Thursday, April 3, 2014

Discipline vs. Compulsiveness

I’ve addressed part of this subject before in this blog, but it’s worth revisiting. In the world of writing there is always more that we can do to improve our craft, write another story, go through another editing pass, do one more event, post something else on social media or activate one more promotional idea. We can easily fill up twenty-four hours with things we should do for our writing career.

So what’s the answer on maintaining the discipline of our writing world while not becoming compulsive? All I can do is share my own experience. I’m a disciplined writer. When I began writing in 2001 while still working full time, I came across a technique in Julia Cameron’s The Artist Way, called Morning Pages, which I adapted to serve my writing needs. Every morning I reviewed where I had left off the day before in my writing and then wrote three hand written pages to continue the story before going off to work. When I came home from my day job, I entered these pages into the computer, doing an editing pass along the way. This produced approximately two typed pages. If you do the math, in one-hundred-fifty days, I’d have the rough draft for a three-hundred page novel. In fact, I used this technique to write my first three published novels. When I retired in 2007 to writ full time and being a morning person, I changed my process and wrote directly into the computer every morning, saving the afternoon for administrative and promotional activities.

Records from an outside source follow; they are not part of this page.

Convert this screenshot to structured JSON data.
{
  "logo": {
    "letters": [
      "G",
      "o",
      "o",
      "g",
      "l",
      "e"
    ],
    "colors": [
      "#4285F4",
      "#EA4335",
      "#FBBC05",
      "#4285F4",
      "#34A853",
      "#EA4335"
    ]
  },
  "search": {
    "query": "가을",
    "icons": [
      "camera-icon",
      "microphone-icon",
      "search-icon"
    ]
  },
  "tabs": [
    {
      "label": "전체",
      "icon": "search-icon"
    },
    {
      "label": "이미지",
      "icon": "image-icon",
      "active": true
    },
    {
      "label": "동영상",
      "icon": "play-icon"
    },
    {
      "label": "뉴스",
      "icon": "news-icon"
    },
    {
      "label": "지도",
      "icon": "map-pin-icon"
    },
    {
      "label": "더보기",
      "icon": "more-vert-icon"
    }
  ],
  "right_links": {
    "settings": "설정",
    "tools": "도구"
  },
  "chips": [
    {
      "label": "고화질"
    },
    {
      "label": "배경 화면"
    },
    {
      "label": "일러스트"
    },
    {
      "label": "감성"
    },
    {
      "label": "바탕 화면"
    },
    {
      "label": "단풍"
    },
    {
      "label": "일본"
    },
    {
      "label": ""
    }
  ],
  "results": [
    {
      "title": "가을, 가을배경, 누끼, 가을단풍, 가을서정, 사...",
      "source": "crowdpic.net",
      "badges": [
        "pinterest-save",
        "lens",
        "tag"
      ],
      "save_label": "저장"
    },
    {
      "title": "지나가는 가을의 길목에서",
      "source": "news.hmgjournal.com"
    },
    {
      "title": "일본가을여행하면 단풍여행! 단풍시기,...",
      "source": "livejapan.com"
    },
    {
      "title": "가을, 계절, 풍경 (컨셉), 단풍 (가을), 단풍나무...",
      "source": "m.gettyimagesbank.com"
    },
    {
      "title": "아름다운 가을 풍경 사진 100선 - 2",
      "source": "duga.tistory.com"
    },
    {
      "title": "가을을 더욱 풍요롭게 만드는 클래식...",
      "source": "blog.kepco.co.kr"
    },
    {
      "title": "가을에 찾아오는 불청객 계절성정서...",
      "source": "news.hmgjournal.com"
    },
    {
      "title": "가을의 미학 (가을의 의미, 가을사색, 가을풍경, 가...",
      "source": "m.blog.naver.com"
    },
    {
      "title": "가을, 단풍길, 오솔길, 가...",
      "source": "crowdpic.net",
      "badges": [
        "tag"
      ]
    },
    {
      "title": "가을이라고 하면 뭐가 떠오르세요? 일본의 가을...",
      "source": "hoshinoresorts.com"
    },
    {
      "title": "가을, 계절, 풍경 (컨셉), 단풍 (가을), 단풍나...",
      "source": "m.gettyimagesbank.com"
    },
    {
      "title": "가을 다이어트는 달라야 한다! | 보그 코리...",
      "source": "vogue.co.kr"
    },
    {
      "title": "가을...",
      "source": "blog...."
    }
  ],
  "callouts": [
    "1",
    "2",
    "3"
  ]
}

I write nearly every morning. I say nearly because if we’re visiting our kids and grandkids or if I’m doing a morning event or conference, I don’t write.

I’ve been fortunate to have seven novels published with three more in the contract negotiation and publication queue. I also have a number of unpublished manuscripts that I’m shopping.

My challenge is to keep writing in perspective within my life. After I had a heart attack last September, I lay in the hospital reviewing all the things I had committed to. I went through the list and chopped. One example, I was on twenty-two reader/writer Yahoo loops. I slashed this back to six. I resigned from two volunteer positions and cut back on other areas of over commitment.

What I’ve learned is to temper my discipline. My compunction to be on my computer writing right after breakfast has changed. I may get interested in a program on the History Channel while eating breakfast and watch for another half hour. I’m not forgetting my writing, but I’m no longer being compulsive about it. I could easily force myself to not get up from my computer chair until I’ve written so many pages or so many words. Now I write for several hours and accept that as a successful morning’s work.

The answer for me as in so many aspects of life is balance.